Despite leading recession1 indicators ‘flashing red’, Source believes the US economy still has momentum and equity-like assets are set to outperform.
Q3 this year will mark the 29th quarter of the current US economic expansion, which equates to the average length of all previous expansions since 1950. The length has been four to 69 quarters.2
However, there has only been a moderate recovery so far, with a total expansion of only 15.5% since the bottom of the previous recession. The average growth during previous expansions was 31.3%, with a range of 4.4% to 70.8%.2
Paul Jackson, Head of Research at Source, commented: “A sombre interpretation of our analysis is that the indicators are predicting a recession and, as the Fed has limited scope to loosen, it could be quite bad.
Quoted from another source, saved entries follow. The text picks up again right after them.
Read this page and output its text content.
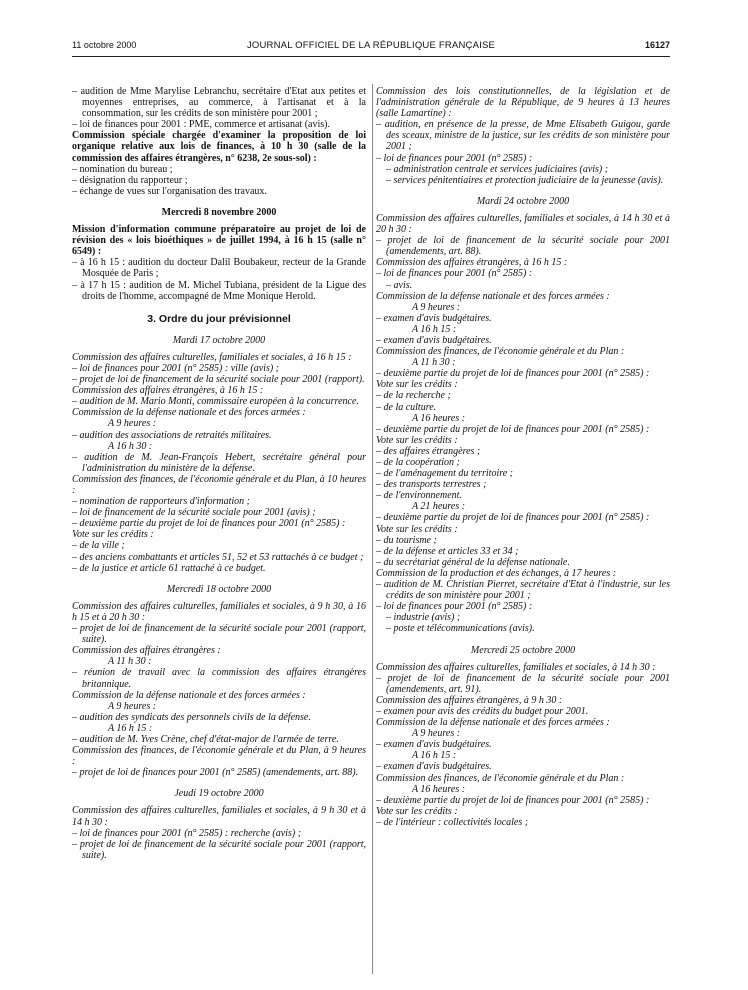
11 octobre 2000	JOURNAL OFFICIEL DE LA RÉPUBLIQUE FRANÇAISE	16127
– audition de Mme Marylise Lebranchu, secrétaire d'Etat aux petites et moyennes entreprises, au commerce, à l'artisanat et à la consommation, sur les crédits de son ministère pour 2001 ;
– loi de finances pour 2001 : PME, commerce et artisanat (avis).
Commission spéciale chargée d'examiner la proposition de loi organique relative aux lois de finances, à 10 h 30 (salle de la commission des affaires étrangères, n° 6238, 2e sous-sol) :
– nomination du bureau ;
– désignation du rapporteur ;
– échange de vues sur l'organisation des travaux.
Mercredi 8 novembre 2000
Mission d'information commune préparatoire au projet de loi de révision des « lois bioéthiques » de juillet 1994, à 16 h 15 (salle n° 6549) :
– à 16 h 15 : audition du docteur Dalil Boubakeur, recteur de la Grande Mosquée de Paris ;
– à 17 h 15 : audition de M. Michel Tubiana, président de la Ligue des droits de l'homme, accompagné de Mme Monique Herold.
3. Ordre du jour prévisionnel
Mardi 17 octobre 2000
Commission des affaires culturelles, familiales et sociales, à 16 h 15 :
– loi de finances pour 2001 (n° 2585) : ville (avis) ;
– projet de loi de financement de la sécurité sociale pour 2001 (rapport).
Commission des affaires étrangères, à 16 h 15 :
– audition de M. Mario Monti, commissaire européen à la concurrence.
Commission de la défense nationale et des forces armées :
A 9 heures :
– audition des associations de retraités militaires.
A 16 h 30 :
– audition de M. Jean-François Hebert, secrétaire général pour l'administration du ministère de la défense.
Commission des finances, de l'économie générale et du Plan, à 10 heures :
– nomination de rapporteurs d'information ;
– loi de financement de la sécurité sociale pour 2001 (avis) ;
– deuxième partie du projet de loi de finances pour 2001 (n° 2585) :
Vote sur les crédits :
– de la ville ;
– des anciens combattants et articles 51, 52 et 53 rattachés à ce budget ;
– de la justice et article 61 rattaché à ce budget.
Mercredi 18 octobre 2000
Commission des affaires culturelles, familiales et sociales, à 9 h 30, à 16 h 15 et à 20 h 30 :
– projet de loi de financement de la sécurité sociale pour 2001 (rapport, suite).
Commission des affaires étrangères :
A 11 h 30 :
– réunion de travail avec la commission des affaires étrangères britannique.
Commission de la défense nationale et des forces armées :
A 9 heures :
– audition des syndicats des personnels civils de la défense.
A 16 h 15 :
– audition de M. Yves Crène, chef d'état-major de l'armée de terre.
Commission des finances, de l'économie générale et du Plan, à 9 heures :
– projet de loi de finances pour 2001 (n° 2585) (amendements, art. 88).
Jeudi 19 octobre 2000
Commission des affaires culturelles, familiales et sociales, à 9 h 30 et à 14 h 30 :
– loi de finances pour 2001 (n° 2585) : recherche (avis) ;
– projet de loi de financement de la sécurité sociale pour 2001 (rapport, suite).
Commission des lois constitutionnelles, de la législation et de l'administration générale de la République, de 9 heures à 13 heures (salle Lamartine) :
– audition, en présence de la presse, de Mme Elisabeth Guigou, garde des sceaux, ministre de la justice, sur les crédits de son ministère pour 2001 ;
– loi de finances pour 2001 (n° 2585) :
– administration centrale et services judiciaires (avis) ;
– services pénitentiaires et protection judiciaire de la jeunesse (avis).
Mardi 24 octobre 2000
Commission des affaires culturelles, familiales et sociales, à 14 h 30 et à 20 h 30 :
– projet de loi de financement de la sécurité sociale pour 2001 (amendements, art. 88).
Commission des affaires étrangères, à 16 h 15 :
– loi de finances pour 2001 (n° 2585) :
– avis.
Commission de la défense nationale et des forces armées :
A 9 heures :
– examen d'avis budgétaires.
A 16 h 15 :
– examen d'avis budgétaires.
Commission des finances, de l'économie générale et du Plan :
A 11 h 30 :
– deuxième partie du projet de loi de finances pour 2001 (n° 2585) :
Vote sur les crédits :
– de la recherche ;
– de la culture.
A 16 heures :
– deuxième partie du projet de loi de finances pour 2001 (n° 2585) :
Vote sur les crédits :
– des affaires étrangères ;
– de la coopération ;
– de l'aménagement du territoire ;
– des transports terrestres ;
– de l'environnement.
A 21 heures :
– deuxième partie du projet de loi de finances pour 2001 (n° 2585) :
Vote sur les crédits :
– du tourisme ;
– de la défense et articles 33 et 34 ;
– du secrétariat général de la défense nationale.
Commission de la production et des échanges, à 17 heures :
– audition de M. Christian Pierret, secrétaire d'Etat à l'industrie, sur les crédits de son ministère pour 2001 ;
– loi de finances pour 2001 (n° 2585) :
– industrie (avis) ;
– poste et télécommunications (avis).
Mercredi 25 octobre 2000
Commission des affaires culturelles, familiales et sociales, à 14 h 30 :
– projet de loi de financement de la sécurité sociale pour 2001 (amendements, art. 91).
Commission des affaires étrangères, à 9 h 30 :
– examen pour avis des crédits du budget pour 2001.
Commission de la défense nationale et des forces armées :
A 9 heures :
– examen d'avis budgétaires.
A 16 h 15 :
– examen d'avis budgétaires.
Commission des finances, de l'économie générale et du Plan :
A 16 heures :
– deuxième partie du projet de loi de finances pour 2001 (n° 2585) :
Vote sur les crédits :
– de l'intérieur : collectivités locales ;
In this case, treasuries and gold may be the only places to hide.
“But given it has been a gentle walk rather than a sprint, it is easy to imagine that the US economy retains some energy. The optimistic interpretation is that the recent weakening of stocks, profits and investment was associated with the weak growth of the last year, rather than with a classic recession.
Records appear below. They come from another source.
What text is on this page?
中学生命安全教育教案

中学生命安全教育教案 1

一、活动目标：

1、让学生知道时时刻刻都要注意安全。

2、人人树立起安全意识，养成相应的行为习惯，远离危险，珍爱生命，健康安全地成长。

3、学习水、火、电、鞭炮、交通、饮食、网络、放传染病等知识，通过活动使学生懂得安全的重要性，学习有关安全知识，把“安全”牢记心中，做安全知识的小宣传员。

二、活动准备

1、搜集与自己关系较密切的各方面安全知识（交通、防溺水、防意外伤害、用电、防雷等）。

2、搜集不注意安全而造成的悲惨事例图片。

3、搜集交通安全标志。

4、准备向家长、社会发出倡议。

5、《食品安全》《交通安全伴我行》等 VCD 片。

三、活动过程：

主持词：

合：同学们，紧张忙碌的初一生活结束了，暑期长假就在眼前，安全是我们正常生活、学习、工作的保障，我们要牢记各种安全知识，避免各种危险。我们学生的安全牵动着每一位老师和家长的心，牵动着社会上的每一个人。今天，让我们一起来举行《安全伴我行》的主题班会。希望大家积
“If that is the case, the fact that wage and price inflation is not excessive, that the Fed is tightening only very slowly and that the yield curve is far from negative gives some hope that this cycle will get a second wind over the coming quarters. If so, stocks will go higher.”
Source analysis shows weakening investment and declines in both US companies’ profits and the stockmarket have tended to precede the last eight recessions and all three have occurred over the last two years. However, they can also emit false signals. For example, stocks have produced 18 such signals since 1951 and profits have done so on 21 occasions and investment 22 times since 1950. Yet there have only been eight recessions over the same period.
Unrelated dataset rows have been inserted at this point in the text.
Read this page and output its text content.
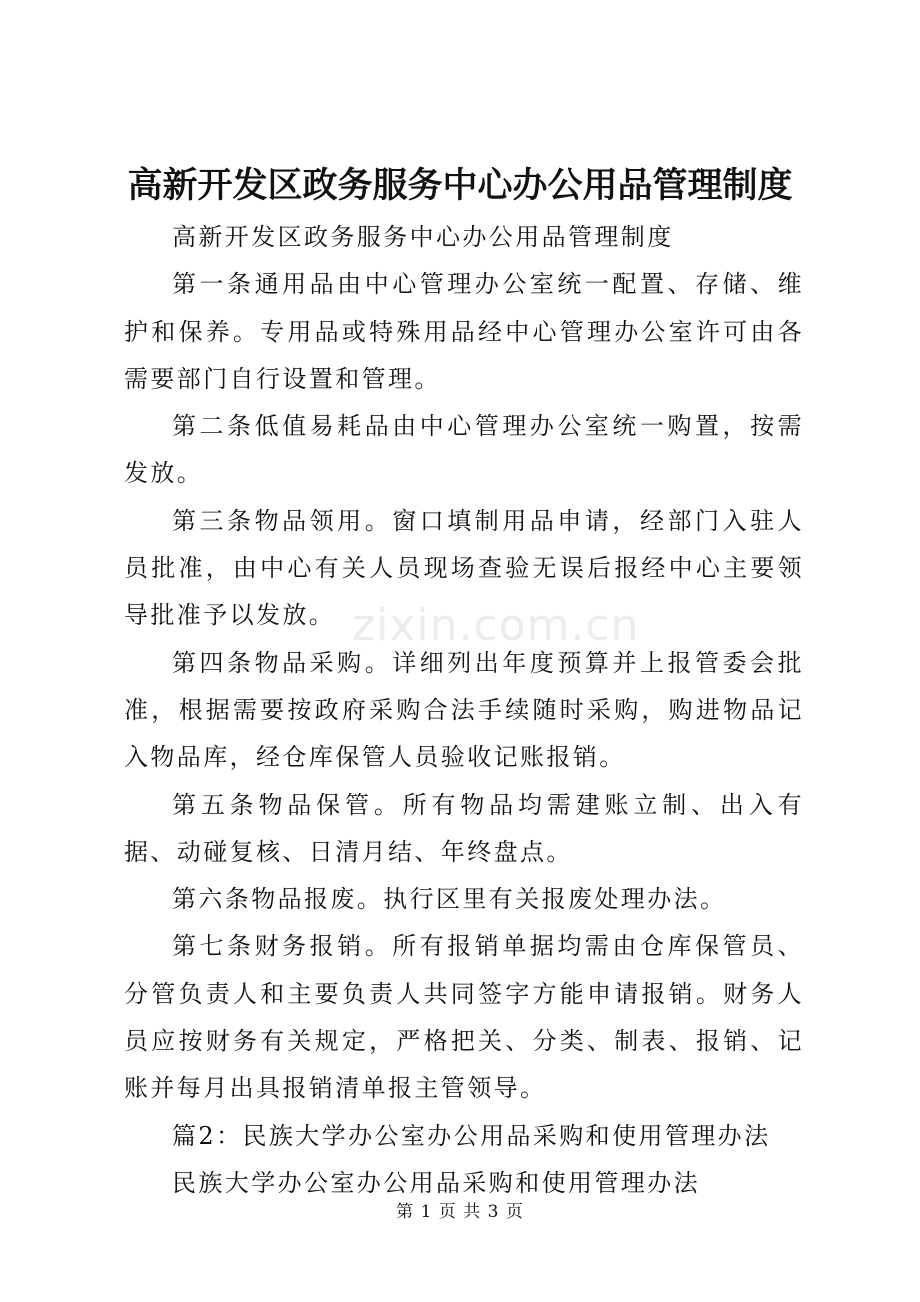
高新开发区政务服务中心办公用品管理制度

高新开发区政务服务中心办公用品管理制度

第一条通用品由中心管理办公室统一配置、存储、维护和保养。专用品或特殊用品经中心管理办公室许可由各需要部门自行设置和管理。

第二条低值易耗品由中心管理办公室统一购置，按需发放。

第三条物品领用。窗口填制用品申请，经部门入驻人员批准，由中心有关人员现场查验无误后报经中心主要领导批准予以发放。

第四条物品采购。详细列出年度预算并上报管委会批准，根据需要按政府采购合法手续随时采购，购进物品记入物品库，经仓库保管人员验收记账报销。

第五条物品保管。所有物品均需建账立制、出入有据、动碰复核、日清月结、年终盘点。

第六条物品报废。执行区里有关报废处理办法。

第七条财务报销。所有报销单据均需由仓库保管员、分管负责人和主要负责人共同签字方能申请报销。财务人员应按财务有关规定，严格把关、分类、制表、报销、记账并每月出具报销清单报主管领导。

篇2：民族大学办公室办公用品采购和使用管理办法

民族大学办公室办公用品采购和使用管理办法

zixin.com.cn
第 1 页 共 3 页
However, when these indicators coincide their predictive track record is more consistent. The analysis shows there have been six occasions when all three measures were aligned and recessions followed on five of these occasions. The current situation is different in that the S&P 500 has not had two successive down quarters, although it has been close: the previous three quarters have yielded growth of just 0.9%, 0.8% and 1.4%.